Tuesday, May 13, 2014

Opening the Geese Book

Fans of spiffy Internet sites will enjoy Opening the Geese Book, a collaborative project involving the Pierpont Morgan Library in New York, where the two-volume manuscript is housed (US-NYpm M. 905); directors Volker Schier and Corine Schleif at the Arizona Center for Medieval and Renaissance Studies, Arizona State University; and impressive lists of international participants and patrons. The site presents all 1,120 pages of the manuscript in full-color facsimile with unrestricted access, amplified by selected chants recorded by the Schola Hungarica, videos with background information and critical commentary in English and German, a codicological report, archival sources, and bibliography. 




To quote from the release launching the site in November 2012:
The lavishly and whimsically illuminated manuscript known as the Geese Book is a Gradual produced in Nuremberg, Germany between 1503 and 1510. It preserves the complete mass liturgy compiled for the church of St. Lorenz and used until the Reformation was introduced in the city in 1525. In 1952 the parish of St. Lorenz presented the book to Rush Kress for “the American people,” out of gratitude for the support of the Samuel H. Kress Foundation in rebuilding the church after the destruction of World War II. In 1962 the manuscript assumed its place in the Pierpont Morgan Library in New York, where it remains today—the largest book in this famous collection.

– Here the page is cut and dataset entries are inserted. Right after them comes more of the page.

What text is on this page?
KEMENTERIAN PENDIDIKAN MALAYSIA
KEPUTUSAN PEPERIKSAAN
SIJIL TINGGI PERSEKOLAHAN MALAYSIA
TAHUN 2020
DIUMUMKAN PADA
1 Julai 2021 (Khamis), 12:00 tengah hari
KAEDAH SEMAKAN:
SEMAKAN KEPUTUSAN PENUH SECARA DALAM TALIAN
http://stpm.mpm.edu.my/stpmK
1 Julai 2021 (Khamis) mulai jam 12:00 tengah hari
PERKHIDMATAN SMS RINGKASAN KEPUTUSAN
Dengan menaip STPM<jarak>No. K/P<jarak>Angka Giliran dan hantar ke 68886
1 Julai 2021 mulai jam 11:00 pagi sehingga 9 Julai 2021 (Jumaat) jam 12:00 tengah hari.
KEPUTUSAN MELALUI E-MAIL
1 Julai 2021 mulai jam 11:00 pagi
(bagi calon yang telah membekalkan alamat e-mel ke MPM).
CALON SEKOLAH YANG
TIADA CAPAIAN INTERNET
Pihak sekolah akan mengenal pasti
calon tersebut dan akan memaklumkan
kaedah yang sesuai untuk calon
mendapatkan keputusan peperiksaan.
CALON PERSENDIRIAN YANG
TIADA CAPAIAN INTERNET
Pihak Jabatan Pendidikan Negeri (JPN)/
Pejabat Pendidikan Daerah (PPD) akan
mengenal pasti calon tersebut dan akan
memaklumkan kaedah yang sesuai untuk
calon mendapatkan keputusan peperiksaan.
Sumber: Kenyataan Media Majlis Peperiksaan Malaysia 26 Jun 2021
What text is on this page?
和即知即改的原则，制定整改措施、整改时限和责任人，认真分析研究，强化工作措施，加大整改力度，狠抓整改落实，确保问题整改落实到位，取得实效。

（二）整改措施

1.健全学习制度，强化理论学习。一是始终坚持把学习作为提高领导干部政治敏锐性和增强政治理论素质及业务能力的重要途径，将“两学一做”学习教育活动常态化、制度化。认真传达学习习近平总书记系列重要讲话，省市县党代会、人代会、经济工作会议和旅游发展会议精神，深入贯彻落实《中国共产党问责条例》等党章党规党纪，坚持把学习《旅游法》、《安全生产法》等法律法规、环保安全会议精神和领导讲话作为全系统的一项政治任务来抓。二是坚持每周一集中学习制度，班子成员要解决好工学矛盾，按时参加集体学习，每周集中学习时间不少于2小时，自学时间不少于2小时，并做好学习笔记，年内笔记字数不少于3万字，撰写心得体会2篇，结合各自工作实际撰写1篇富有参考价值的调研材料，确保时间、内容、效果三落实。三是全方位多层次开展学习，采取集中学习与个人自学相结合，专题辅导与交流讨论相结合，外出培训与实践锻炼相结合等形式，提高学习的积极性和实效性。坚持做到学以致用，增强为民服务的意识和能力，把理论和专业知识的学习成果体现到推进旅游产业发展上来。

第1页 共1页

The volumes are renowned for their high quality decorative illumination including fanciful pictures, provocative and satirical imagery of animals, dragons, and wild people. The work takes its name from an enigmatic illustration showing a choir of geese singing from a large chant manuscript with a wolf as their choirmaster. A fox, who has joined the choir, extends his paw menacingly in the direction of one of the geese.
Vol. II, fol. 94r shows the Alleluia O Sebalde, from the Mass for Saint Sebaldus sung at St. Lorenz each 19 August)—beginning with the last syllable of the first line, -na of verna. Click on the audio bar to hear the Alleluia.

What results is, in its own way, moving indeed, for, as the project notes: 
In its digital form the Geese Book can return home to Nuremberg and indeed be available universally, without leaving the protective environment guaranteed by the Morgan Library and its conservators. ... It is hoped that such digital facsimiles with commentaries and sources might come to replace the far more costly printed facsimiles of past generations. Such limited luxury editions could only be purchased by exceptional libraries since copies were priced upwards of $10,000.